“Like Yesterday”: Remembering Fallen Hero, Chief Warrant Officer Suresh Krause

Carmela Karcher

August 16, 2012.

A date many remember across the desert.

10 years ago, Cathedral City’s Suresh Krause and ten others were killed in action when their Black Hawk helicopter was shot down in Afghanistan.

“For me, it doesn’t seem like 10 years. It was like yesterday,” Krause’s mother, Suzette Krause-Schmidt, said.

And 10 years later, we remember.

“I made a promise to him 10 years ago, right here at the memorial park, that I would keep his memory alive,” Brody Schmidt, Krause’s uncle, shared.

The evening began at Desert Memorial Park where friends and family of Krause gathered around him to honor the life and legacy of a hero.

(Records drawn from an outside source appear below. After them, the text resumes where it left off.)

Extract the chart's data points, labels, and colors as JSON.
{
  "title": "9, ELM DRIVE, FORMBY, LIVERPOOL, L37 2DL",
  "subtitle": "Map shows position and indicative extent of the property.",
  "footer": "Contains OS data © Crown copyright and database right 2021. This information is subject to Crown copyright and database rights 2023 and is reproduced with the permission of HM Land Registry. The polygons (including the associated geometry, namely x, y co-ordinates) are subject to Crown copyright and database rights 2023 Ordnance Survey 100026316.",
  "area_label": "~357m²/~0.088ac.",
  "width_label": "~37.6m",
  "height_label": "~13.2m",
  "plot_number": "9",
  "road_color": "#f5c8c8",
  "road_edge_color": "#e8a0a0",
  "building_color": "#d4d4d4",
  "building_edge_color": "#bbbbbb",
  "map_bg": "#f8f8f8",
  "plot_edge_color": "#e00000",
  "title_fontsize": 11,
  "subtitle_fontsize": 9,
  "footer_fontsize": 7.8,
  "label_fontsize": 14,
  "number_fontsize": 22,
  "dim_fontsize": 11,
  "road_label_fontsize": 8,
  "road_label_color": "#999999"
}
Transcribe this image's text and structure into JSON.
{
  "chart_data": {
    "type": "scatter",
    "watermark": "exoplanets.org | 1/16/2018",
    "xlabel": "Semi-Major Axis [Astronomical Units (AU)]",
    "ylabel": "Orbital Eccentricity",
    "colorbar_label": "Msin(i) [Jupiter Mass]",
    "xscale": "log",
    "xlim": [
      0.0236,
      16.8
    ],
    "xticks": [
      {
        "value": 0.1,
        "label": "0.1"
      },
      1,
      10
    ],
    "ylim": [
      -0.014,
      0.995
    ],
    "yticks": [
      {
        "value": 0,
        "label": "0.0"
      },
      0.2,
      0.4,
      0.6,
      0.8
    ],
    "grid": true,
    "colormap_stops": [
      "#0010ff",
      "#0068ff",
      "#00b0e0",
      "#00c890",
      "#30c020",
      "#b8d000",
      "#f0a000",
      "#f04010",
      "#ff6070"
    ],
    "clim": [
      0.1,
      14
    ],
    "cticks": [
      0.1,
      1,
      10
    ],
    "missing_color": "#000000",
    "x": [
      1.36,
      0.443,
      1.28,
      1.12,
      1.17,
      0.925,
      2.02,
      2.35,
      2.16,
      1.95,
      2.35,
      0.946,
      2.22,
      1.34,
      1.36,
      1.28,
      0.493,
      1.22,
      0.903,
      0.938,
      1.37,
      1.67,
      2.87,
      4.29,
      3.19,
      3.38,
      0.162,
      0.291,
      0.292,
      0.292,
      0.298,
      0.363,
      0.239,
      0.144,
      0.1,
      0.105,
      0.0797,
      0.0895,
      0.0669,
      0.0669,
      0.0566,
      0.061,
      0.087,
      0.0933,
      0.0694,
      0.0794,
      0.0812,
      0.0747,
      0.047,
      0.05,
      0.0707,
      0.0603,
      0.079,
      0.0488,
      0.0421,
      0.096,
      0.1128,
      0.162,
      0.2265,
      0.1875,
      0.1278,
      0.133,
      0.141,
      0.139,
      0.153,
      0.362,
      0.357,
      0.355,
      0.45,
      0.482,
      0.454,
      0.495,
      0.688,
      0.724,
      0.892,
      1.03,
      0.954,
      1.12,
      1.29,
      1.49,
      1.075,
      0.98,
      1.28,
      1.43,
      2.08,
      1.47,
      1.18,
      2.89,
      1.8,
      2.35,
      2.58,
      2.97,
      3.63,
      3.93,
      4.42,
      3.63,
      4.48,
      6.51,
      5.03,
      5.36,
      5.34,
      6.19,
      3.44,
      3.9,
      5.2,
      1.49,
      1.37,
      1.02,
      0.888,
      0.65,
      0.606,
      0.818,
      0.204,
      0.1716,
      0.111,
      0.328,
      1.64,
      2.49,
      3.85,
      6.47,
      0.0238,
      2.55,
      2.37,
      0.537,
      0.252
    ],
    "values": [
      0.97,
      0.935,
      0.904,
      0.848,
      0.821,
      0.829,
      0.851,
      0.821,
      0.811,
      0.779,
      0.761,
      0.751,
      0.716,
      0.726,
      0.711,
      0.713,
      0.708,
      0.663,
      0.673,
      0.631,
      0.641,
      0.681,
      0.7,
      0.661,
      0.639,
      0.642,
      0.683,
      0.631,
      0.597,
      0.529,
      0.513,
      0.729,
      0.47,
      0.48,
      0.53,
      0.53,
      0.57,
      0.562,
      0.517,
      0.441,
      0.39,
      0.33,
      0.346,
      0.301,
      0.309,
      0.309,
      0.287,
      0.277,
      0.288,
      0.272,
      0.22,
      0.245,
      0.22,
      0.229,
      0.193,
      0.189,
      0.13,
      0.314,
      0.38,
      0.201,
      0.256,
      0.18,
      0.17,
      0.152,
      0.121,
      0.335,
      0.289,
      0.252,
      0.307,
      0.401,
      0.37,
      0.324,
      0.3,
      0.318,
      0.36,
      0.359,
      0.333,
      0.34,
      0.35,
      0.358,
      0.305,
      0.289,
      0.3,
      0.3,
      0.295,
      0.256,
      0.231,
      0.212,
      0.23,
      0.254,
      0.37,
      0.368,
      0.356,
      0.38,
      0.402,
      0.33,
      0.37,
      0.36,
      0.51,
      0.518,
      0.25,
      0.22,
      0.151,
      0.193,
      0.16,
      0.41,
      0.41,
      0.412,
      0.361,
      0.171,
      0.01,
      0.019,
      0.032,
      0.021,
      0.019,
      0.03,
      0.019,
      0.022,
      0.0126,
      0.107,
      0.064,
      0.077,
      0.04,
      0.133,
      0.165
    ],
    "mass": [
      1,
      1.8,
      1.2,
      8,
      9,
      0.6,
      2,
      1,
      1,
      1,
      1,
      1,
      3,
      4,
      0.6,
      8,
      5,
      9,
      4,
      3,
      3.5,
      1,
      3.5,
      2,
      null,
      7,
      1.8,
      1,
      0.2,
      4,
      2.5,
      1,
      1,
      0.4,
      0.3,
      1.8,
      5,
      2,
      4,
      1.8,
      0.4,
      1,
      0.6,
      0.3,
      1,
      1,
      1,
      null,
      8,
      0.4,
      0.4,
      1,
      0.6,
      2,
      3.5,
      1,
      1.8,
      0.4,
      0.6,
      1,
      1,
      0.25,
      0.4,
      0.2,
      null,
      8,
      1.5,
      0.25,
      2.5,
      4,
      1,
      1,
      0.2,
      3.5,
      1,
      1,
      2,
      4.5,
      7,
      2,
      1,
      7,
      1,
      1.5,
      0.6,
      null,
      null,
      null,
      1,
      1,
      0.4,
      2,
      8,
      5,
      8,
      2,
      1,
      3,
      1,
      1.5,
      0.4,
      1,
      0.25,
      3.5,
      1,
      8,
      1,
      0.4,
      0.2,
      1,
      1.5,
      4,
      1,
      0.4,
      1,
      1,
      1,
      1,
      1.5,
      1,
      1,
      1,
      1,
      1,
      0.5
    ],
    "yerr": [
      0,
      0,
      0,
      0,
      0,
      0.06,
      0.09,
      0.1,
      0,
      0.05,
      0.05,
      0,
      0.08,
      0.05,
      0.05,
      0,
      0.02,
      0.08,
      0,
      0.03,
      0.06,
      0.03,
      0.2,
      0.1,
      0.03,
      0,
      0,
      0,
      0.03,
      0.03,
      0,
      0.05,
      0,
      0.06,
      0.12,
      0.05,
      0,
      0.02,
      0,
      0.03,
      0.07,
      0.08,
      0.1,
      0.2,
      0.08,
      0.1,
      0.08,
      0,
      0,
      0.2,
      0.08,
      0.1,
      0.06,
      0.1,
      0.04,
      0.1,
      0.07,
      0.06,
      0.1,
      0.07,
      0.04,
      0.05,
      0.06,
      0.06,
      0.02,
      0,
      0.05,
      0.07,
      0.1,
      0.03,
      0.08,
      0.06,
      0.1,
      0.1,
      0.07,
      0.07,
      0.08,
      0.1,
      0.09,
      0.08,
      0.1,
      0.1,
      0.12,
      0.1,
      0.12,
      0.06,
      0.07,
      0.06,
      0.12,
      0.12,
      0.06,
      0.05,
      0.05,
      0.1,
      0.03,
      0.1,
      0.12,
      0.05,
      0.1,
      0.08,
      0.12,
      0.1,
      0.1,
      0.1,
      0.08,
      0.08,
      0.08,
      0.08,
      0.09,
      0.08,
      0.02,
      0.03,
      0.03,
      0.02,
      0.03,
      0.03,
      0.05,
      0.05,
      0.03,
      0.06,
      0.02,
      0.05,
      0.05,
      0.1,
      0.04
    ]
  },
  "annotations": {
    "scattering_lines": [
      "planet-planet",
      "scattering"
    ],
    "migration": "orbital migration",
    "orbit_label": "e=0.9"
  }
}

“These last 10 years after I made that promise to him to keep his memory alive, I began the process of journaling all my motorcycle rides because he was a motorcycle rider. He’s the one who inspired me to start riding,” Schmidt said. “When he was killed in action, I decided to turn the bike into a tribute bike. It keeps his memory alive for me, but also gives me a chance to tell his story, just like I’m doing right now.”

So in honor of him, they hopped on their bikes and led a procession to the Palm Springs Air Museum.

There, friends, family and veterans who knew Krause, shared stories and tears over the courageous 29-year-old soldier.

A life taken too soon.

“He was just the love of our life,” Krause-Schmidt said.

All to protect his country and his loved ones here at home.

“He came from Sri Lanka from a third world country, he gained citizenship, and after the events of 9/11, he had made a commitment at that point in time to give back to a nation that embraced him,” Schmidt explained.

“I can’t be sad because he would be very sad if he sees me sad because he was such a strong boy,” Krause-Schmidt said. “So that’s how I want us to remember and want everybody to remember.”

“He could walk into any room, it could be gray and he could make it bright,” Schmidt reflected. “I want Suresh to be remembered as a hero, not just a local hero, not just a national hero, but he is a global hero.”

“I’m so proud to still wear his uniform, and hopefully I can wear it for the rest of my life,” Krause-Schmidt shared with a teary smile.